Rhapsody start-up times are primarily influenced by two factors:
Live Message Validation
After an unclean shutdown, Rhapsody performs validation on its live message store at next start-up in order to ensure that no data integrity issues exist as a result of the abnormal termination. Therefore, the start-up time is influenced directly by the number of live messages present at the time of termination. The lower the number of messages, the shorter the start-up time.
Transaction Replays
Transactions occurring within Rhapsody are written to a rolling data store which is optimized for frequent writes and infrequent reads. The store itself is comprised of one or more action records, each for one or more transactions. After an unclean shutdown, the persisted transaction store is restored in memory and active transactions are reconstructed such that operations that were not yet committed at the time of failure can be rolled back to maintain state integrity. Depending on the exact version of Rhapsody, long running transactions may have a severe performance impact on Rhapsody start-up times after an unclean shutdown due to having a transaction data store stretching into the gigabyte range. Long running transactions are primarily caused by filter operations which take a long time to execute, such as a non-responsive or very slow database operation.
Guidelines
Implementing the following guidelines are recommended in order to optimize Rhapsody for fast start-up times:
- Ensure the system hosting Rhapsody is sufficiently resourced to prevent a build-up of messages on queues. This includes allocating sufficient memory and CPU cores to Rhapsody as well as conducting performance profiling with anticipated message loads. Rapid processing of messages results in small message queues which in turn results in fast start-up of Rhapsody.

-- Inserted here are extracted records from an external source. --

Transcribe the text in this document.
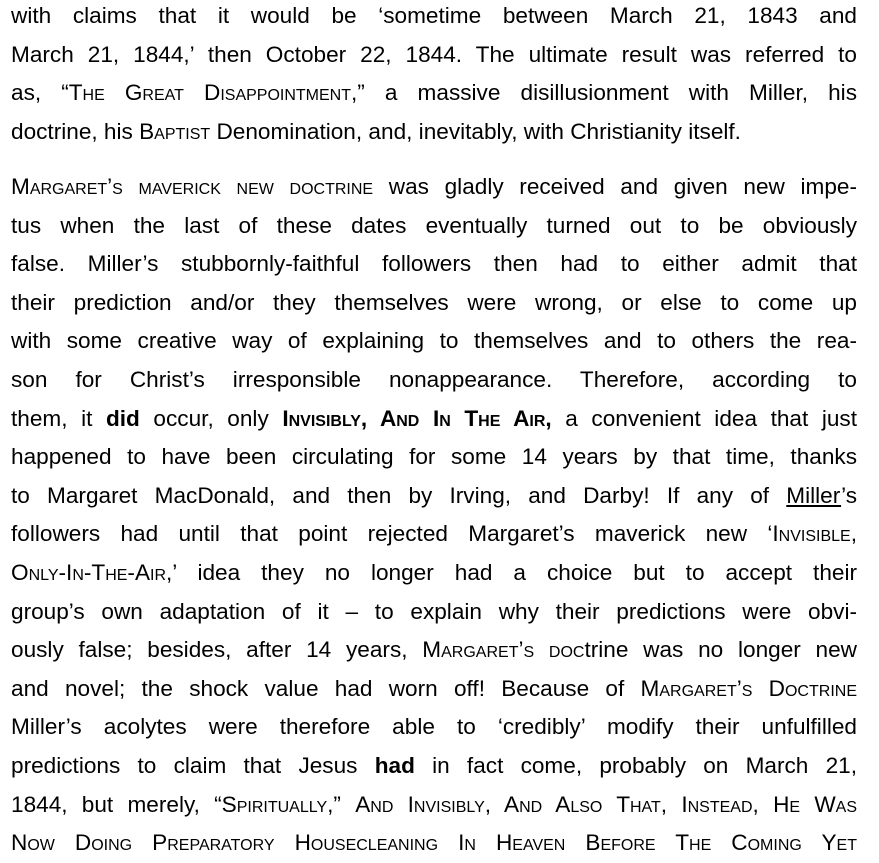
with claims that it would be ‘sometime between March 21, 1843 and
March 21, 1844,’ then October 22, 1844. The ultimate result was referred to
as, “The Great Disappointment,” a massive disillusionment with Miller, his
doctrine, his Baptist Denomination, and, inevitably, with Christianity itself.
Margaret’s maverick new doctrine was gladly received and given new impe-
tus when the last of these dates eventually turned out to be obviously
false. Miller’s stubbornly-faithful followers then had to either admit that
their prediction and/or they themselves were wrong, or else to come up
with some creative way of explaining to themselves and to others the rea-
son for Christ’s irresponsible nonappearance. Therefore, according to
them, it did occur, only Invisibly, And In The Air, a convenient idea that just
happened to have been circulating for some 14 years by that time, thanks
to Margaret MacDonald, and then by Irving, and Darby! If any of Miller’s
followers had until that point rejected Margaret’s maverick new ‘Invisible,
Only-In-The-Air,’ idea they no longer had a choice but to accept their
group’s own adaptation of it – to explain why their predictions were obvi-
ously false; besides, after 14 years, Margaret’s doctrine was no longer new
and novel; the shock value had worn off! Because of Margaret’s Doctrine
Miller’s acolytes were therefore able to ‘credibly’ modify their unfulfilled
predictions to claim that Jesus had in fact come, probably on March 21,
1844, but merely, “Spiritually,” And Invisibly, And Also That, Instead, He Was
Now Doing Preparatory Housecleaning In Heaven Before The Coming Yet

- Employ queue depth notifications for early warning of performance and routing problems. It is important to take action once live queue depths start to build for two reasons. First, this may be indicative of a processing, connectivity or performance issue on the system, which may pre-empt a more serious event such as an unclean shutdown within the engine. Second, the queue build-up will significantly impact start-up time if the engine does experience an unclean shutdown.

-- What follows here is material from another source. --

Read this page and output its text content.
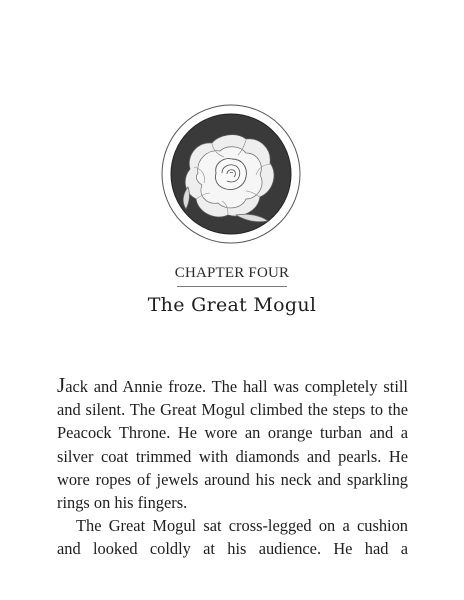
CHAPTER FOUR
The Great Mogul

Jack and Annie froze. The hall was completely still and silent. The Great Mogul climbed the steps to the Peacock Throne. He wore an orange turban and a silver coat trimmed with diamonds and pearls. He wore ropes of jewels around his neck and sparkling rings on his fingers.

The Great Mogul sat cross-legged on a cushion and looked coldly at his audience. He had a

- Modify the number of route threads and communication point connections according to the results of any performance profiling done on production-type loads. If messages are building up in a specific communication point, increasing the number of communication point connections would allow more messages to pass through that interface in parallel.

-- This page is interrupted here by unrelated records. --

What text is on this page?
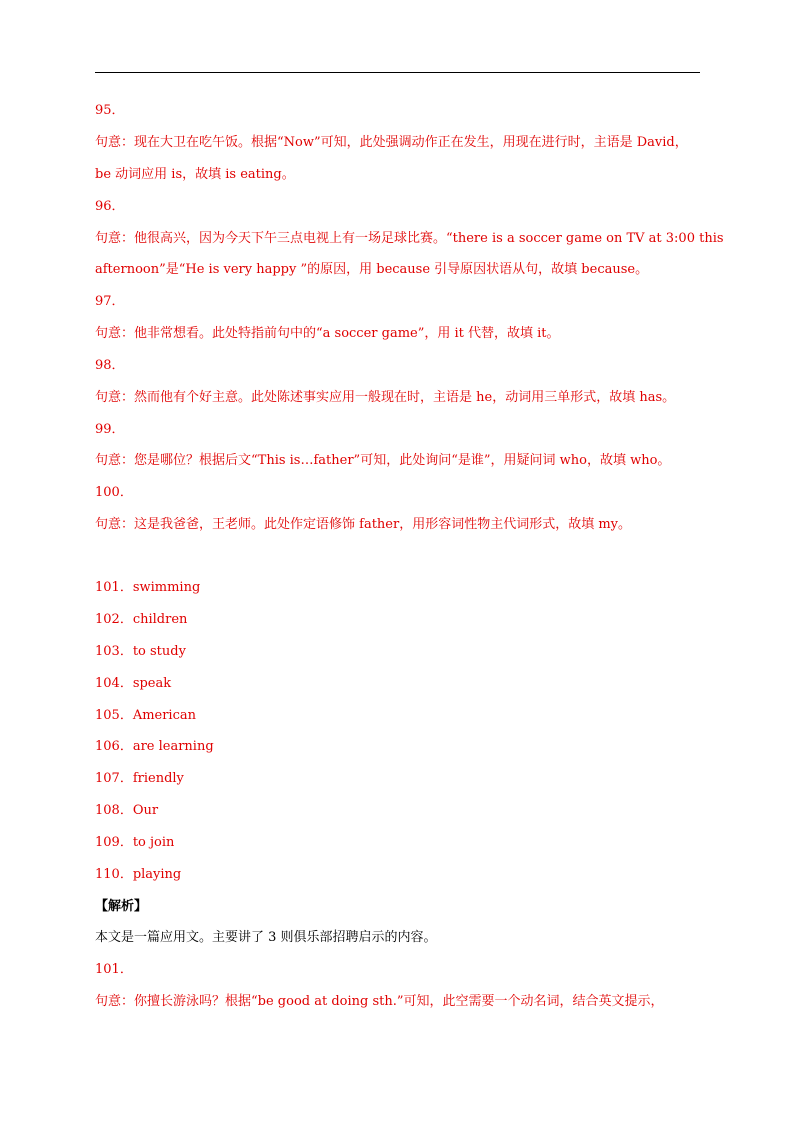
95．
句意：现在大卫在吃午饭。根据“Now”可知，此处强调动作正在发生，用现在进行时，主语是 David，
be 动词应用 is，故填 is eating。
96．
句意：他很高兴，因为今天下午三点电视上有一场足球比赛。“there is a soccer game on TV at 3:00 this
afternoon”是“He is very happy ”的原因，用 because 引导原因状语从句，故填 because。
97．
句意：他非常想看。此处特指前句中的“a soccer game”，用 it 代替，故填 it。
98．
句意：然而他有个好主意。此处陈述事实应用一般现在时，主语是 he，动词用三单形式，故填 has。
99．
句意：您是哪位？根据后文“This is…father”可知，此处询问“是谁”，用疑问词 who，故填 who。
100．
句意：这是我爸爸，王老师。此处作定语修饰 father，用形容词性物主代词形式，故填 my。
101．swimming
102．children
103．to study
104．speak
105．American
106．are learning
107．friendly
108．Our
109．to join
110．playing
【解析】
本文是一篇应用文。主要讲了 3 则俱乐部招聘启示的内容。
101．
句意：你擅长游泳吗？根据“be good at doing sth.”可知，此空需要一个动名词，结合英文提示，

- Do not use hold queues in production. Monitor error queues and ensure that messages on the error queue are dealt with promptly. Once again, messages on these queues have a direct, negative impact on start-up time.
- If long running transactions are an issue with messages being ‘stuck’ in filters or taking a long time to process coupled with high parallel message throughput (this can be observed by monitoring the size of the transaction data store on disk), upgrading to the latest version of Rhapsody should be considered a priority. The latest version incorporates design changes to the transaction store which significantly reduces the impact of long running transactions on Rhapsody start-up times.
- If the configuration does include filter operations which are unavoidably slow, consider setting the concurrency flag to 1 for these filters in order to prevent more than one message from being processed in these filters simultaneously. While this would have an adverse performance impact on that specific route (effectively serializing operations within it), it would improve the performance of the rest of the engine and prevent this one route from blocking all the route threads.
- Where possible, any inter-operation with external systems (such as a database operation) should employ low time-outs in order to prevent blocking operations. This improves the overall responsiveness of the system as well as preventing the transaction file from growing.
Lastly, it is imperative that the HA software is able to detect failures within Rhapsody in a timely manner such that an HA fail-over can be initiated.